I was then enabled by a remarkable invitation to an extraordinary dinner party, where the hosts masterfully weave the trinity of food, wine and conversation among very diverse guests to create a monthly Mecca of stimulating social interaction. Whether perchance or intentional, the host asked us to bring the fish course.

We grow some crocus on our organic farm and it is a surgical-like joy to harvest our own saffron. As our growing organic black garlic business is budding with worldwide opportunity, my true passion is undeniable: inventing better, more sustainable and novel new products for family, friends, health and culinary world.

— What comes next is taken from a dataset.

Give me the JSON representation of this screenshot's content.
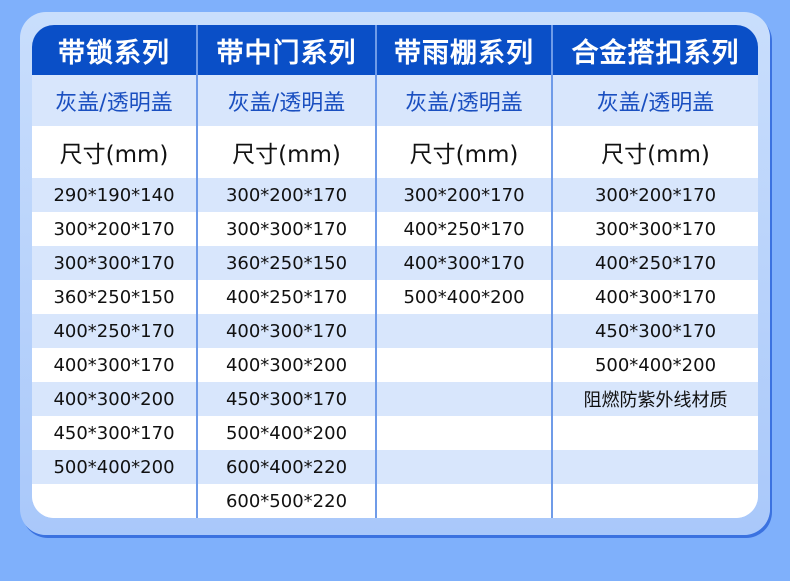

Putting all of those experiences in my cranial Cuisinart, somehow the idea of trying to create something new with arguably five of the most expensive culinary ingredients came bubbling out. Sure, I undoubtedly took many liberties, but this was the result:

I anticipate understanding that there really is no need to supply a step by step recipe, yet I'd be glad to openly respond to any questions, comments and criticism. Maybe the real point is to acknowledge that blogging for self edification is wrong on numerous levels, but sharing humble and most incredible risks and experiences positively contribute to who we are individually and collectively.

A bigger personal challenge is my inability to recreate or perfect the grilled "government cheese" sandwich and tomato soup that is indelibly etched into my psyche as a kid. Those that dine together with family and friends always trump opulent ingredients and creations.